Par Marie Christine Ménoire, le 5 Octobre 2012 dans JE PRÉPARE L'AVENIR - Je gère mon patrimoine

Donner de la main à la main, sans autre formalité, n'a rien d'illégal. Encore faut-il respecter certaines règles pour que votre geste ne se transforme pas en cadeau empoisonné.

Don manuel : c'est permis

Quoi de plus simple que de donner une somme d'argent ou un bijou..., sans intermédiaire ni formalité, directement de la main à la main. Rien ni personne n'interdit cette pratique. Toutefois, cette simplicité peut s'avérer source d'ennuis si le donateur ne respecte pas un minimum de règles. Ainsi, la validité du don manuel repose sur l'accord des deux parties. Celui qui donne (le donateur) doit le faire sans aucune contrainte et celui qui reçoit le don doit l'accepter en parfaite connaissance de cause, sans y être forcé.

Le don manuel doit avoir une cause licite (volonté de dédommager quelqu'un qui vous a rendu un service, preuve d'un sentiment d'affection...).

Enfin, il doit être fait dans les limites de la "quotité disponible" (partie du patrimoine dont le donateur peut disposer à sa guise) et ne pas porter atteinte aux droits successoraux des autres héritiers.

Pensez à déclarer votre don manuel

Aucun texte n'oblige le donataire (celui qui reçoit) à révéler l'existence du don au fisc. Mais cela est recommandé.

En effet, l'administration fiscale peut toujours demander l'origine des fonds qui lui ont permis de réaliser telle opération ou tel placement. D'autre part, vis-à-vis des héritiers, cela évitera tout malentendu lors de l'ouverture de la succession.

Les droits de donation sont calculés sur la valeur des biens au moment de la déclaration.

Comme pour toute donation, vous bénéficiez d'un abattement dont le montant varie selon le lien de parenté entre le donateur et le donataire. Vous pouvez ainsi donner, sans payer de droits :

  • jusqu'à 156 974 euros à chacun de vos enfants
  • jusqu'à 31 395 euros par petit-enfant,
  • jusqu'à 5 232 euros par arrière-petit-enfant.

Don manuel n'est pas présent d'usage

Qui n'a pas reçu (ou fait) un petit geste lors d'un anniversaire, d'une réussite à un examen, d'un mariage...

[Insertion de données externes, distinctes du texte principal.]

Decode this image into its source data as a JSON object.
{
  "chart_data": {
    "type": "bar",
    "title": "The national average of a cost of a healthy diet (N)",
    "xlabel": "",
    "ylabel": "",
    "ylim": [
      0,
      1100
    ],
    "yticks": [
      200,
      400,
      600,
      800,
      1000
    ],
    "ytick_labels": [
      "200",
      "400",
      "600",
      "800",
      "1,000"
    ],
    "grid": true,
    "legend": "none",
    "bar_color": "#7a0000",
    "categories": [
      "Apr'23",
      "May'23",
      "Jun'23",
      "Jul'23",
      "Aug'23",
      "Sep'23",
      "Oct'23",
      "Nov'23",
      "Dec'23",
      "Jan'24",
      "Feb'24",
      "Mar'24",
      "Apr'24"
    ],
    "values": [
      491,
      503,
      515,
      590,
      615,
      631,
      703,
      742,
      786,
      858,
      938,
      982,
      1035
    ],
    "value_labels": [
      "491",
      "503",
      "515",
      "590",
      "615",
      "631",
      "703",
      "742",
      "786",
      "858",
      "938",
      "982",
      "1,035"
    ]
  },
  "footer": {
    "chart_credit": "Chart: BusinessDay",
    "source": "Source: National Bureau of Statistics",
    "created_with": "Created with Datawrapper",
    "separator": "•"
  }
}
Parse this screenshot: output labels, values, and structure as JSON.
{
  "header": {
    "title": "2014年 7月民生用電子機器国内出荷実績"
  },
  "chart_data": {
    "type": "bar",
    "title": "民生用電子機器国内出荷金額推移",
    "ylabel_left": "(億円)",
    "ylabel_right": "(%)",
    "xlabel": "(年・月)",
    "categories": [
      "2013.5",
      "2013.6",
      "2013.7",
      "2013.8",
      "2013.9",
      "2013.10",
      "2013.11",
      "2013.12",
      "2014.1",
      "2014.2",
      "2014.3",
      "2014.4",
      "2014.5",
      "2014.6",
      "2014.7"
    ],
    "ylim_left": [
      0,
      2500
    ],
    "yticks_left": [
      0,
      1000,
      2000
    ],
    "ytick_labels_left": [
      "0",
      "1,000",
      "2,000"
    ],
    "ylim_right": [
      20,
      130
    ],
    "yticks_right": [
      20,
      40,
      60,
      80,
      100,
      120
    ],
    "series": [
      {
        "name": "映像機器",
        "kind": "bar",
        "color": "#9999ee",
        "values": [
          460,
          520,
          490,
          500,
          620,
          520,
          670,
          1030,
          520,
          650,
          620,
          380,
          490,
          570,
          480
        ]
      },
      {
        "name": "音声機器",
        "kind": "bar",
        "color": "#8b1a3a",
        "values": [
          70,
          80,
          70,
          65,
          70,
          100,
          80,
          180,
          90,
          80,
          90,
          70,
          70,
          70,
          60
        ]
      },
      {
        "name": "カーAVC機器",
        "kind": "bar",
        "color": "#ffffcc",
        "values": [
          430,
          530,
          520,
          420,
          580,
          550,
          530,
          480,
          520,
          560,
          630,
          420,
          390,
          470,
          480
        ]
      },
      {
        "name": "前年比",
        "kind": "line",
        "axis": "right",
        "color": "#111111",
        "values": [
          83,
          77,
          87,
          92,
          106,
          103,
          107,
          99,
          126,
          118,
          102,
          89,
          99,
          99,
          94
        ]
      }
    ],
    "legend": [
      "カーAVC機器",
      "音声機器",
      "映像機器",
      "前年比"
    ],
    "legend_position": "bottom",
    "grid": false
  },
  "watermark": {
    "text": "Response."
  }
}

S'agit-il alors d'un don manuel ou d'un présent d'usage ? Il est fréquent de confondre ces deux notions. Or, elles n'ont pas grand chose en commun.

Le présent d'usage est un cadeau dont la valeur est en relation avec le train de vie et les capacités financières de celui qui le fait.

Le présent d'usage n'est pas "rapportable" à la succession du donateur, c'est-à-dire qu'il n'en sera pas tenu compte lors de l'ouverture de la succession et de la répartition du patrimoine entre les héritiers.

Autre différence avec le don manuel, le présent d'usage n'est pas soumis à droits de donation en raison de la modicité de la somme ou de la valeur du bien donné par ce biais.